Ah vacation time is in the air! The bags are packed, the car is gassed up, and your parents are finishing up everything to leave. There’s only one problem, you can’t find your favorite toys Woody and Buzz! With your parents trying to hit the road in one hour, you only have one goal in mind. Find your toys before the car ride becomes your worst, most boring nightmare!
I’m going to point out the obvious here, right off the bat. Yes, this is a game at least “based on” or “inspired by” by an existing intellectual property. I can’t ignore this fact when considering the effectiveness of the concepts put forth in the game.
The story here is essentially “find Woody and Buzz in an hour” – but perhaps it would be better suited to be “Find the IP Licence before Disney/Pixar arrives. While we obviously are not in a position to say for certain that this – or any other game isn’t licensed, we can say this: The Walt Disney Company is just not in the business of licencing their characters for use in another company’s attraction. So there’s that.
As we enter, we are hit with cardboard boxes scattered all over the floor. This is part of a puzzle, of course, and does tie-in to the room’s theme and story. The boxes, however, are pretty off-putting. They looked crinkled and poorly taped. The room is a pretty good representation of a children’s room otherwise. There was a bed in a corner and a locked nightstand next to it. Against a wall near the bed was a dresser with a series of drawers. Along the wall with the door there were a number of shelves with toys. There were toys strewn throughout the room, many of which were theme-appropriate. There was also a locked toy box, a few other locked boxes, and a crib.
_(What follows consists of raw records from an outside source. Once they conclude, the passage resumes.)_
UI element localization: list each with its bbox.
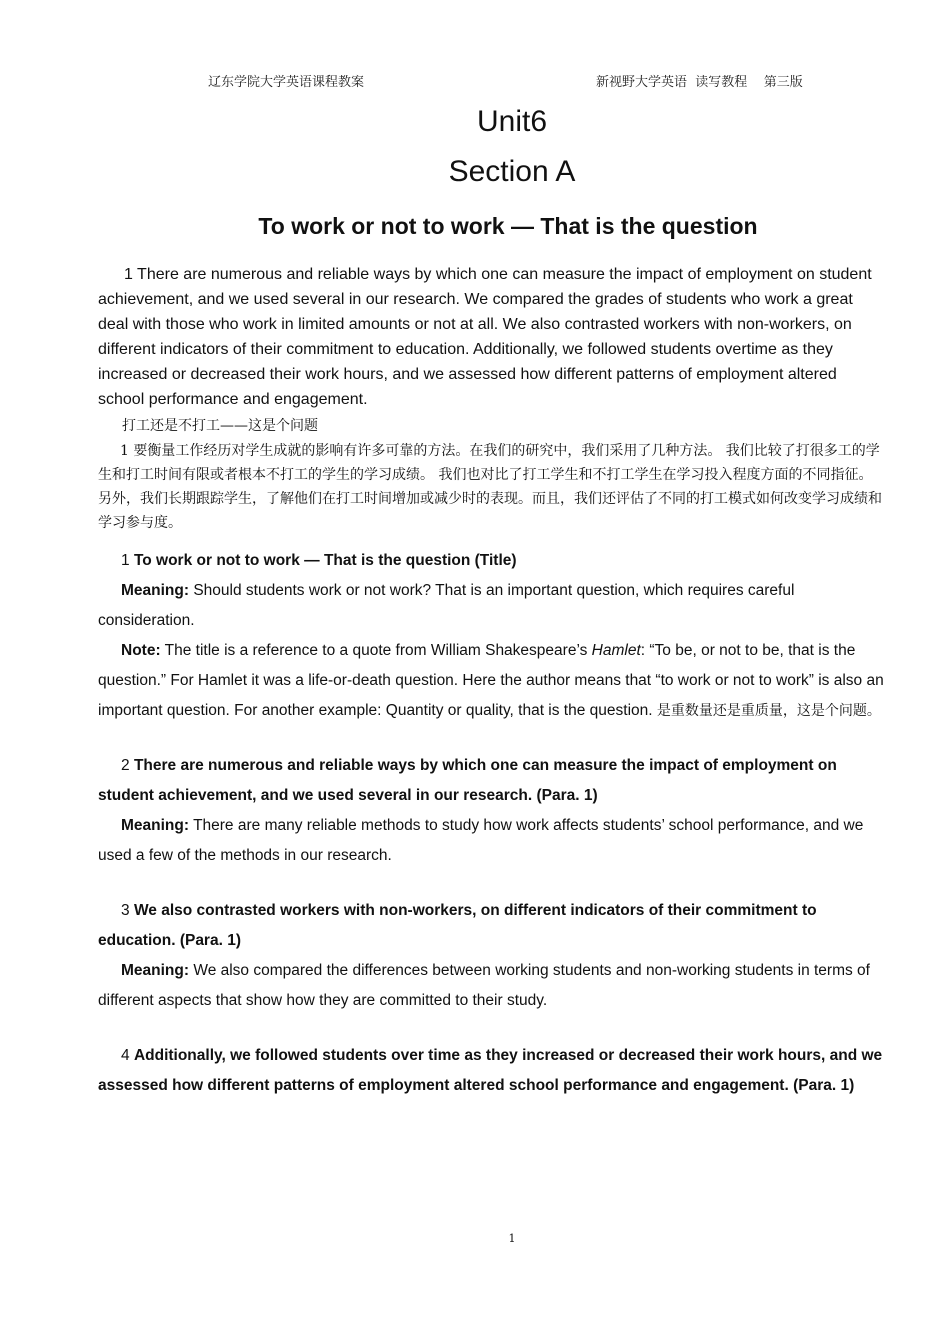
header-textbook: 新视野大学英语 读写教程 第三版: [596, 75, 803, 90]
note-number: 4: [121, 1047, 130, 1064]
section-title: Section A: [448, 155, 576, 188]
note-spacer: [98, 1016, 888, 1041]
note-number: 1: [121, 552, 130, 569]
meaning-text: There are many reliable methods to study how work affects students’ school performance, and we used a few of the methods in our research.: [98, 817, 864, 864]
meaning-label: Meaning:: [121, 962, 190, 979]
note-spacer: [98, 726, 888, 751]
note-heading: [98, 1041, 888, 1101]
note-text-chinese: 是重数量还是重质量，这是个问题。: [656, 703, 881, 719]
note-number: 2: [121, 757, 130, 774]
page-number: 1: [508, 1232, 516, 1245]
note-meaning: [98, 956, 888, 1016]
note-heading: [98, 896, 888, 956]
unit-title: Unit6: [476, 105, 548, 138]
passage-paragraph-chinese: 1 要衡量工作经历对学生成就的影响有许多可靠的方法。在我们的研究中，我们采用了几种方法。 我们比较了打很多工的学生和打工时间有限或者根本不打工的学生的学习成绩。 我们也对比了打工学生和不打工学生在学习投入程度方面的不同指征。 另外，我们长期跟踪学生，了解他们在打工时间增加或减少时的表现。而且，我们还评估了不同的打工模式如何改变学习成绩和学习参与度。: [98, 443, 882, 531]
passage-title-chinese: 打工还是不打工——这是个问题: [122, 418, 318, 434]
meaning-label: Meaning:: [121, 582, 190, 599]
note-number: 3: [121, 902, 130, 919]
note-heading-text: We also contrasted workers with non-workers, on different indicators of their commitment to education. (Para. 1): [98, 902, 817, 949]
note-explanation: [98, 636, 888, 726]
language-notes: [98, 546, 888, 1101]
note-meaning: [98, 576, 888, 636]
note-text-after: : “To be, or not to be, that is the question.” For Hamlet it was a life-or-death question. Here the author means that “to work or not to work” is also an important question. For another example: Quantity or quality, that is the question.: [98, 642, 884, 719]
note-text-before: The title is a reference to a quote from William Shakespeare’s: [164, 642, 588, 659]
meaning-label: Meaning:: [121, 817, 190, 834]
note-meaning: [98, 811, 888, 871]
meaning-text: We also compared the differences between working students and non-working students in terms of different aspects that show how they are committed to their study.: [98, 962, 870, 1009]
note-heading-text: There are numerous and reliable ways by which one can measure the impact of employment on student achievement, and we used several in our research. (Para. 1): [98, 757, 837, 804]
note-heading: [98, 546, 888, 576]
note-heading-text: Additionally, we followed students over time as they increased or decreased their work hours, and we assessed how different patterns of employment altered school performance and engagement. (Para. 1): [98, 1047, 883, 1094]
note-text-italic: Hamlet: [591, 642, 641, 659]
meaning-text: Should students work or not work? That is an important question, which requires careful consideration.: [98, 582, 795, 629]
passage-paragraph-english: 1 There are numerous and reliable ways by which one can measure the impact of employment on student achievement, and we used several in our research. We compared the grades of students who work a great deal with those who work in limited amounts or not at all. We also contrasted workers with non-workers, on different indicators of their commitment to education. Additionally, we followed students overtime as they increased or decreased their work hours, and we assessed how different patterns of employment altered school performance and engagement.: [98, 266, 872, 408]
note-spacer: [98, 871, 888, 896]
note-heading: [98, 751, 888, 811]
note-heading-text: To work or not to work — That is the question (Title): [133, 552, 517, 569]
header-institution: 辽东学院大学英语课程教案: [208, 75, 365, 90]
passage-title: To work or not to work — That is the question: [258, 213, 758, 239]
note-label: Note:: [121, 642, 161, 659]
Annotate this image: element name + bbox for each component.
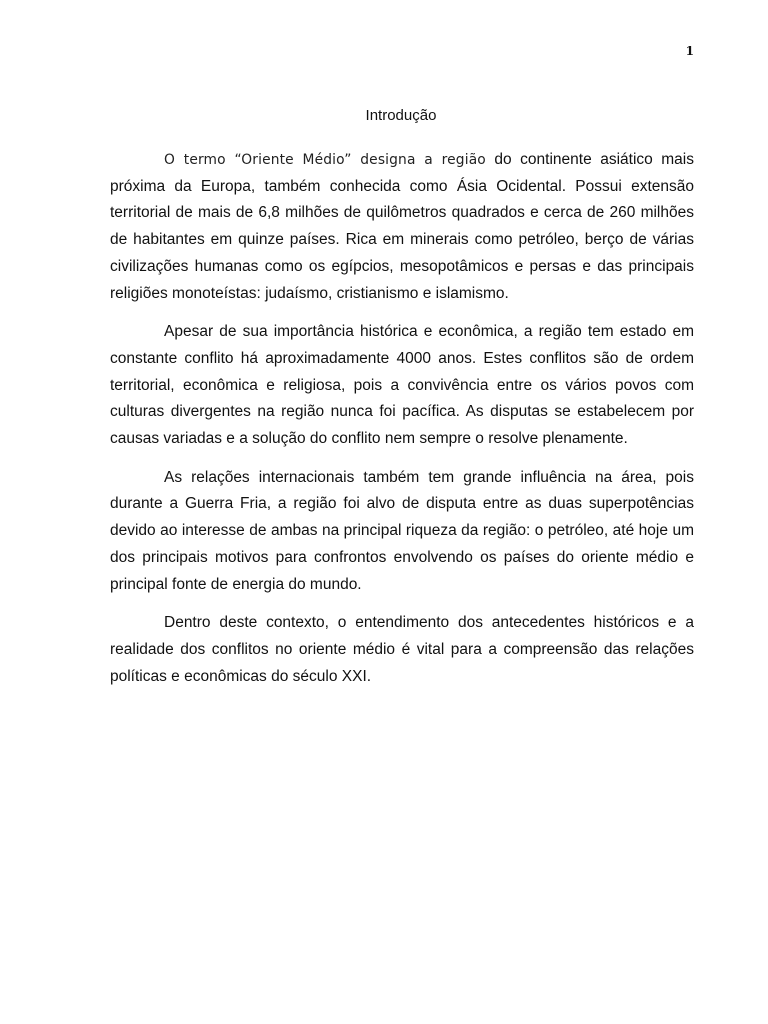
paragraph-1-lead: O termo “Oriente Médio” designa a região [164, 152, 486, 168]
section-title: Introdução [365, 107, 437, 124]
paragraph-2: Apesar de sua importância histórica e econômica, a região tem estado em constante conflito há aproximadamente 4000 anos. Estes conflitos são de ordem territorial, econômica e religiosa, pois a convivência entre os vários povos com culturas divergentes na região nunca foi pacífica. As disputas se estabelecem por causas variadas e a solução do conflito nem sempre o resolve plenamente. [110, 323, 694, 448]
paragraph-1 [110, 147, 694, 307]
paragraph-3: As relações internacionais também tem grande influência na área, pois durante a Guerra Fria, a região foi alvo de disputa entre as duas superpotências devido ao interesse de ambas na principal riqueza da região: o petróleo, até hoje um dos principais motivos para confrontos envolvendo os países do oriente médio e principal fonte de energia do mundo. [110, 468, 694, 593]
page-number: 1 [685, 44, 694, 58]
paragraph-1-text: do continente asiático mais próxima da Europa, também conhecida como Ásia Ocidental. Possui extensão territorial de mais de 6,8 milhões de quilômetros quadrados e cerca de 260 milhões de habitantes em quinze países. Rica em minerais como petróleo, berço de várias civilizações humanas como os egípcios, mesopotâmicos e persas e das principais religiões monoteístas: judaísmo, cristianismo e islamismo. [110, 151, 694, 302]
paragraph-4: Dentro deste contexto, o entendimento dos antecedentes históricos e a realidade dos conflitos no oriente médio é vital para a compreensão das relações políticas e econômicas do século XXI. [110, 614, 694, 685]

The furniture was white and pretty minimalist. The white walls matched the furniture on their bottom half, and the top half has the iconic sky motif from the movies – a sky blue background with the same cloud pattern evenly spaced throughout. Music from the movie also plays in the background.
Again though, the room is hurt by its attachment to Toy Story. The environment must match the room from the movie to be effective, and in doing so immediately eliminates any possibility for uniqueness. Sure, a game based on a Disney movie might be intriguing in itself, but the world created from that in this game, if you strip away all the licensed property, is just a generic looking kid’s room – a completely uninteresting place.
The room existed purely as a vehicle to display the various toys and characters seen in the titular Andy’s Room, many of which were used in puzzles.
There’s really not too much to say about the puzzles. They were adequate. They used toys from the movie effectively but somewhat lacked in variety. We did have trouble with a few of the puzzles as some of the solutions seemed tenuous to us after they were solved, including a puzzle that involved assembling toy car track in the correct order.
On their own merits, the puzzles were just okay but once again, the tie-in to the movies did nothing to enhance the puzzles in any unique way that couldn’t generally have been done without any reference to the movies at all. In fact, I would argue the game is hurt by limiting itself to puzzles that can only be constructed from elements that exist in the world of Toy Story, and not just that, but things that specifically existed in Andy’s Room. That’s simply too limiting to construct puzzles that standout on their own without the crutch of being tied to a popular movie franchise.
I believe that escape rooms have the ability to deliver something that few other entertainment experiences can. No other medium can throw you into a world that allows you to interact with an environment that responds to your actions and stories that unfold in a unique, organic way often shaped by your actions. These experiences are best designed from conception to final product to be an escape room. With the exception of some licensed rooms, trying to adapt an idea from a different medium, especially one that likely isn’t even licensed in the first place, is something the industry should avoid.
The bottom line is, this game is hurt by its misuse of the Toy Story IP. Rather than enhancing the experience, Andy’s Room is held back by its very premise.
The idea that a venue can take an existing and popular IP and turn it into an escape room is already dubious – made worse when the conversation of licensing rights is raised, but this venue has done it in a way that not only makes for a worse escape room, but arguably hurts the original property as well.
Venue: Elite Escape
Location: Exton, PA
Number of Games: 4
GAME SPECIFIC INFORMATION:
Duration: 60 minutes
Capacity: 8 people
Group Type: Public / You may be paired with strangers.